2004-present: Shopping for a new laptop at CompUSA–and wanting a smallish model–I take a wrong turn and end up in the tiny, isolated Mac section. I have an epiphany: Why not buy a 12″ PowerBook? What was stopping me? I ended up buying one, and have purchased Windows PCs and Macs in roughly equal measure ever since.
(At first, all my Windows systems were desktops and all my Macs were laptops–which meant that I was a Windows person when I was at my desk, and a Mac one when I was anywhere else. But I’ve stopped buying desktop computers, so that distinction has vanished.)
Ongoing exposure to both operating systems has left me an operating-system agnostic. I see good (and bad) in both Windows and Macs and recommend them both to different people in different situations.
(I’ve also gone through periods when I’ve used Linux as well, incidentally–though not as much recently, due more to a lack of time than disinterest.)
So why do I use both Windows PCs and Macs?
- It’s the best of both worlds.
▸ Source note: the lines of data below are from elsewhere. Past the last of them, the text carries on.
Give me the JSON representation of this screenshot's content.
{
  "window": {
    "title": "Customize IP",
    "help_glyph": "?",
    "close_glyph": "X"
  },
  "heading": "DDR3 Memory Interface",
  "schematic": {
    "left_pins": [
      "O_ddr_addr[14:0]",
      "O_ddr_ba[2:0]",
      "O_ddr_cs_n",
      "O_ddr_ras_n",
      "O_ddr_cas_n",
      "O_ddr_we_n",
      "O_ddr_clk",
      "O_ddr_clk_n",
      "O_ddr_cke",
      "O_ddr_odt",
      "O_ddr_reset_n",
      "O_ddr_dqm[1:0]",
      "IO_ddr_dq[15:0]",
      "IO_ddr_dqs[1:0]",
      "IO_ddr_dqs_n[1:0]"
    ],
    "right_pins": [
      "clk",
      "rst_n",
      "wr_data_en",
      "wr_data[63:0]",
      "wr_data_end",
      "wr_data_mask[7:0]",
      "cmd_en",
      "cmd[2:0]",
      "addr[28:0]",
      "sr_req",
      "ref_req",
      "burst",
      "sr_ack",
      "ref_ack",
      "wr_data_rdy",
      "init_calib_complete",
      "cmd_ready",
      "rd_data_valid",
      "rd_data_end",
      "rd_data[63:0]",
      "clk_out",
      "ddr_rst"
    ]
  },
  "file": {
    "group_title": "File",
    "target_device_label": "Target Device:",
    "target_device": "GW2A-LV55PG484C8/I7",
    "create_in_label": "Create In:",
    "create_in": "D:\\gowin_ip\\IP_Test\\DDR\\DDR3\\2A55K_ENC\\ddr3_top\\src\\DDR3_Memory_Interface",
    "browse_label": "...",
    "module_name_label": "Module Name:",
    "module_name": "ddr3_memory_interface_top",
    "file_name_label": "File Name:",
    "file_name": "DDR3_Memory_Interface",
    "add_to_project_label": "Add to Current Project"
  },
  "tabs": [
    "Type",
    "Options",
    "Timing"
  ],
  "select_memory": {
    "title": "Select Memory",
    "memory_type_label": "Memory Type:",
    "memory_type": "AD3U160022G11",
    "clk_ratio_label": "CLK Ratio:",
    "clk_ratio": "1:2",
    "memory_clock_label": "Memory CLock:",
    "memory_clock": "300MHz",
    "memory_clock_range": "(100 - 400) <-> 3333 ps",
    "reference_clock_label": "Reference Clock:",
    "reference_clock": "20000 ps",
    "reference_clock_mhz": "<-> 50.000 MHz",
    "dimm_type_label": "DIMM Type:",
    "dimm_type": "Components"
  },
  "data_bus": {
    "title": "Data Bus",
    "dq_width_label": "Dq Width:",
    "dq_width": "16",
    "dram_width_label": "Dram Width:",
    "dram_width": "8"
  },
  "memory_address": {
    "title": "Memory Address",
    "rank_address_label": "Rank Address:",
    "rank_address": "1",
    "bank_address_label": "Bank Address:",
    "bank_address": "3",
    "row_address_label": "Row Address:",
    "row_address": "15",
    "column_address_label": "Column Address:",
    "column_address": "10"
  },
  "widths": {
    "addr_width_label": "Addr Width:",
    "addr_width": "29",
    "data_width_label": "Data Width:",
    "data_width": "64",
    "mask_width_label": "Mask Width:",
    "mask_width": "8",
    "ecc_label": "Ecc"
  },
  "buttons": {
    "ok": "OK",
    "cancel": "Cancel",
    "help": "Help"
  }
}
I like Windows 7, but believe that Apple’s OS X remains the best, least hassle-prone operating system. I like Apple’s Macs, but know that the Windows world offers far greater variety when it comes to models. After having lived a biplatform life for so long, restricting myself to one OS would feel like depriving myself of the benefits of the other.
- It makes me feel smarter. If you know only Windows or know only the Mac, your perspective on the world of computing is constricted. (Strangely enough, the folks with the most well-informed takes on the whole PC-vs.-Mac question are those who have plenty of hands-on experience with both.)
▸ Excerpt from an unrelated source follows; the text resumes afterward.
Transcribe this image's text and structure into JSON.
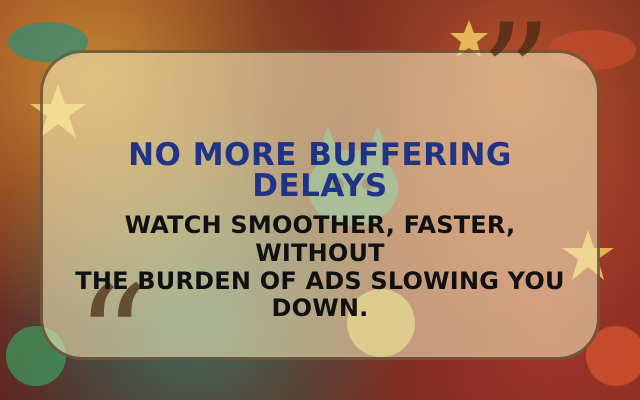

- It’s emotionally healthy. Operating systems are just bits and bytes, people–identifying too closely with one of them over another is a tad odd. Especially if you start to believe that people who opt for a different one are members of some distasteful cult. Using both OSes has given me a zen-like serenity about the whole subject–it’s probably lowered my blood pressure.
- Hey, a Mac is a PC. I may be the last person left who (usually) stubbornly refers to PCs that run Windows as “Windows PCs” rather than just “PCs.” That’s because Macs are personal computers, too. And a Windows PC and a Mac have more in common than, say, a Chevrolet Corvette and a Toyota Prius.
- There’s no reason not to. Sticking to one platform may have made sense when outfitting a computer required investing a ton of money in software and peripherals that were incompatible with the other one. Today, though, I spend much of my time using the Web, which doesn’t care if you’re on Windows or a PC. Most of the software I run is available for both OSes, much of it is free, and almost all important file formats are as platform-agnostic as I am. And printers, cameras, networking gear, and most of the other gear I use works fine with Windows and Macs.
- I like to try new stuff. Did I say above that I hadn’t used Linux much lately? Well, I forgot that I’m using Linux right now: I’m typing this newsletter on Google’s Cr-48 notebook, which runs the Linux variant known as Chrome OS. If you declare yourself to be a Windows Person or a Mac Person, you’re depriving yourself of the opportunity to try out interesting new devices as they come along.
Back when I bought that 12″ PowerBook and started using both it and Windows machines, I was keenly aware that I was making a decision to become a two-platform person. (And if I ever forgot it, someone came along to point it out–when you edit a magazine called PC World and are seen in public with a Mac, it’s a conversation-starter.) Today, I don’t give it much thought. I sit down at a computer, and my brain helpfully adjusts itself to the OS I’m using, helping my fingers to find the right keys and features without any conscious effort. I’m not saying everyone should use both OSes–we agnostics aren’t missionaries–but I know it’s made me a happier computer user.